To his death in 1781, Royall claimed that only ill health prevented his return and remained outraged at any slur on his loyalty. . . . exiled in Kensington, he made a will on May 26, 1778. It contained generous gifts to his friends, to the church and clergy in Medford, and to the Medford schools, together with a devise of land to the town of Worcester. But it also contained a gift to Harvard College that was to ensure Royall’s lasting fame. The provision reads, “All the remainder of said tract of land in said Granby containing eight or nine hundred acres more or less...I give, devise, and bequeath to the overseers and corporation of Harvard Colledge...to be appropriated towards the endowing a Professor of Laws in said Colledge, or a Professor of Physick and Anatomy, whichever the said overseers and Corporation shall judge to be best.”

The will only came to probate in 1786. This delay may not have been accidental. Due to his popularity in Medford, Royall was covered under the “Absentee Act” of April 30, 1779, which provided some procedural protection against confiscation, and it appears that Royall’s devoted friend Simon Tufts—essentially the trustee of Royall’s property—was waiting out events. It was a good strategy. The Treaty of Paris of September 3, 1783, contained provisions that at least promised recovery of loyalist property, and Jay’s Treaty of 1794 further raised hopes. In 1795 Harvard hired a lawyer to begin to locate the land in Royall’s bequest in preparation for sale.
Royall’s bequest to Harvard therefore got that influential institution behind his other heirs’ efforts to keep his property out of the state government’s hands.
In 1786 and 1787 Shays’s Rebellion had taken place in the region around Granby, and the ill feeling against loyalists, absentee landowners, and their well-to-do and politically connected friends persisted. The Harvard lawyer found Royall’s land stripped and occupied by squatters. In 1796, $2,000 was all that could be obtained from the Granby estate. . . . The college invested the money with remarkable success, despite economic adversity, and by 1815 there were a capital fund of $7,593 and interest on hand of $432. . . .

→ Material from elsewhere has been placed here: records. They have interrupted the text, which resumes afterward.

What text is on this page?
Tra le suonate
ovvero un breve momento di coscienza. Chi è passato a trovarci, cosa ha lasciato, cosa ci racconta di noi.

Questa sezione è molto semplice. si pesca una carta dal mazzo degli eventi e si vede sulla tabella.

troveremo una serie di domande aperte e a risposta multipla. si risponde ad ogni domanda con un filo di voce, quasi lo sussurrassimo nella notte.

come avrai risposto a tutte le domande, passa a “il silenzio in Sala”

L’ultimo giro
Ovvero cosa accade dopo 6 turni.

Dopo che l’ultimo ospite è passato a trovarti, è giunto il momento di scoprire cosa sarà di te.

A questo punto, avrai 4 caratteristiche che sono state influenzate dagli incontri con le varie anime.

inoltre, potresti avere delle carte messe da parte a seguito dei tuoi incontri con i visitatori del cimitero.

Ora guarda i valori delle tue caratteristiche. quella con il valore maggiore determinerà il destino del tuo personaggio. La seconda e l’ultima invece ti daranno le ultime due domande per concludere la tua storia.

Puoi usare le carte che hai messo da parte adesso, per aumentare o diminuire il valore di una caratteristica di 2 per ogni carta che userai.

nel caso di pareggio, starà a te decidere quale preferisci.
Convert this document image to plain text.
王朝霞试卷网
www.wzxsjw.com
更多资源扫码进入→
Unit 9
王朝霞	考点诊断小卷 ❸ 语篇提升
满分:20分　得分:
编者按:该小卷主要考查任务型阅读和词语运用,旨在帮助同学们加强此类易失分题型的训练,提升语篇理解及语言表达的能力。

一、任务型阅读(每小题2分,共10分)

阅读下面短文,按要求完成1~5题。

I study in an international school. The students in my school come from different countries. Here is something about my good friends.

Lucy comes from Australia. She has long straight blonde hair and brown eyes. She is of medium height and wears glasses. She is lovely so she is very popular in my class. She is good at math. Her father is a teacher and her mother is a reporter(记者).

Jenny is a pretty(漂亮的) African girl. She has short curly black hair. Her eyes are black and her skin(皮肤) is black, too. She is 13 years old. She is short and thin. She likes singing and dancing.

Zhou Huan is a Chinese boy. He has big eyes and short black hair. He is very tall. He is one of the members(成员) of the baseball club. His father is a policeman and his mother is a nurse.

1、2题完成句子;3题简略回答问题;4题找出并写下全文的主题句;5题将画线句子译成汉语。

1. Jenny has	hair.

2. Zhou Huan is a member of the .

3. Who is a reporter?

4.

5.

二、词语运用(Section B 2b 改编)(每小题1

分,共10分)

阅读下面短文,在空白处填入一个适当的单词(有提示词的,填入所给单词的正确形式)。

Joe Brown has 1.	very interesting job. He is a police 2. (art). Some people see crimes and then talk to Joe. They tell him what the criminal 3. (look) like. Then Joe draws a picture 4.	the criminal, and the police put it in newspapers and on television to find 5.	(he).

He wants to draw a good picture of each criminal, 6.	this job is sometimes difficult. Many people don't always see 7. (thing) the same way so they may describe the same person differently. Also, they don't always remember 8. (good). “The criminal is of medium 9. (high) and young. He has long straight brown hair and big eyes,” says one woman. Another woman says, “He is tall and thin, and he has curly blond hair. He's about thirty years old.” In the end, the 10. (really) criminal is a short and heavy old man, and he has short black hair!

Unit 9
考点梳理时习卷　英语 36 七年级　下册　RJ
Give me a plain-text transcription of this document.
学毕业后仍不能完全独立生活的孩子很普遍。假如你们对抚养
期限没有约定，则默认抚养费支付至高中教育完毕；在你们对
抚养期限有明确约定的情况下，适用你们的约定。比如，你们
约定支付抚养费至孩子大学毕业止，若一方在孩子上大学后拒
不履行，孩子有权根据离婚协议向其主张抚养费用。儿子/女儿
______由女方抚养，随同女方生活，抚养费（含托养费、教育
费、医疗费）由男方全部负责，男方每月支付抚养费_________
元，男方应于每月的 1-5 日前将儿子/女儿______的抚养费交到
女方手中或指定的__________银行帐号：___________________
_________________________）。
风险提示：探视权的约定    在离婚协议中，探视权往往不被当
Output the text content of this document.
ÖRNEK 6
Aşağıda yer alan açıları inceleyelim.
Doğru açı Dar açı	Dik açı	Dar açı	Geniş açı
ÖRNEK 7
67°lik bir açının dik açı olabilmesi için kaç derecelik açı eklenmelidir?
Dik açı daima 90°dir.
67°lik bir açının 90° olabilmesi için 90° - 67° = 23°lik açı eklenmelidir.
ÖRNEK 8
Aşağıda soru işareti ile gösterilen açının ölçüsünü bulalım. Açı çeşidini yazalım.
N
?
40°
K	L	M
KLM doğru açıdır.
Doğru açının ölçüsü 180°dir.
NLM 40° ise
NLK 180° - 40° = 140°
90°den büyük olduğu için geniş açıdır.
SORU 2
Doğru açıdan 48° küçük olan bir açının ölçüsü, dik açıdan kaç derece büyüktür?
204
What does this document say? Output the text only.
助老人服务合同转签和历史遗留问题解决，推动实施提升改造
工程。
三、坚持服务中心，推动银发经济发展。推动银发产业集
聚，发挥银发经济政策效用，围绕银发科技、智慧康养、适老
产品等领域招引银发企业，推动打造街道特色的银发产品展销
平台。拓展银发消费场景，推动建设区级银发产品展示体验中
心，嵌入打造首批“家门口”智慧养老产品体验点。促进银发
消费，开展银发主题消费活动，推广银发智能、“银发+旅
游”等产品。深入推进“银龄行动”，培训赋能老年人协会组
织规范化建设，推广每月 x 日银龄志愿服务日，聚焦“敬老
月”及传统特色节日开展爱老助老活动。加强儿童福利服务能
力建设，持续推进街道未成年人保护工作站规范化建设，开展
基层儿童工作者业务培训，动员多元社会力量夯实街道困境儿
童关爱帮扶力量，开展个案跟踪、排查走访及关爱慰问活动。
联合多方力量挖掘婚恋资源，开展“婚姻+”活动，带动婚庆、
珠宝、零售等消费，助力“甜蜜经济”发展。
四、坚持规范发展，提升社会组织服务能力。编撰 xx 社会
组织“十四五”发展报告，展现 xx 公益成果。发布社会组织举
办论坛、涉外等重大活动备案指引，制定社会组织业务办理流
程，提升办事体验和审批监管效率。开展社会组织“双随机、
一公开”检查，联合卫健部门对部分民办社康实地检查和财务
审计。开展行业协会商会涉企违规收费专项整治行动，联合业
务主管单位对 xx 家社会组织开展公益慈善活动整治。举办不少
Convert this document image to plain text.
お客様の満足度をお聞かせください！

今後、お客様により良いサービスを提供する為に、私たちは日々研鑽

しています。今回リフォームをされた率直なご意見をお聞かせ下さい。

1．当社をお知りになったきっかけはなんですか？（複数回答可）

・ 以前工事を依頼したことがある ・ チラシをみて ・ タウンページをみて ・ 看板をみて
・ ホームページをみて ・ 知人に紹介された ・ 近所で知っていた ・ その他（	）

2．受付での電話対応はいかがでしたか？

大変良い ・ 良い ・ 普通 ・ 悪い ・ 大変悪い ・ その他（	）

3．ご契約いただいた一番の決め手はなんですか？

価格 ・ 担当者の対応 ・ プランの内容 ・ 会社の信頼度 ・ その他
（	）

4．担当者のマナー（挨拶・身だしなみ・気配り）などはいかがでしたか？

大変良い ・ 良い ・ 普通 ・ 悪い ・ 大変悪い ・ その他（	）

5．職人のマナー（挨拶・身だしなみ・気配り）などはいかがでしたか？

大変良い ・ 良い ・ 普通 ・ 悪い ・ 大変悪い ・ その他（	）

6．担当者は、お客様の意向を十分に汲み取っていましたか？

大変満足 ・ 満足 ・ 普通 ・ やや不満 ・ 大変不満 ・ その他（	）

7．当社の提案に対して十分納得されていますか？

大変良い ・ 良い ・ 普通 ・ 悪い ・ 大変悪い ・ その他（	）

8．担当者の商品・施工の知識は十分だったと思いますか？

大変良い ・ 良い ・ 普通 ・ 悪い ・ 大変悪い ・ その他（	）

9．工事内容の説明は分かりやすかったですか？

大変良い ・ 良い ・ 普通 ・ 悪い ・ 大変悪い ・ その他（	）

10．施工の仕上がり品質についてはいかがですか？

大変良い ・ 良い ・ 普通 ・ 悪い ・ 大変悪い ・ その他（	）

In retrospect, it was lucky for the Law School that the gift in Royall’s will could not be effected until thirty-three years after his death and eleven years after the receipt of the initial $2,000. It was not just about having enough money. In 1775 Harvard designated a bequest from Dr. Ezekiel Hersey of £1,000 to support “two Professors of Anatomy and Surgery, and of the Theory and Practice of Physic.” This was followed by further bequests of £1,000 in 1790 from Hersey’s widow and £500 in 1793 from his brother “for the encouragement and support of a Professor of Surgery and Physic.” After Royall’s death in 1781, the college was therefore occupied with appointing three medical professors and founding its medical school in 1782 and 1783.

Royall’s will gave Harvard the option of a “Professor of Law” or a “Professor of Physick and Anatomy.” In 1782 this would have played right into the development of the new Medical School. By 1815, the Medical School looked relatively secure…
The Boston Globe adds that the Harvard Law School didn’t adopt Royall’s crest as its own symbol until more than a century later, in 1936. Thus, while Royall’s bequest has been effective for two centuries, that school crest is less than eighty years old.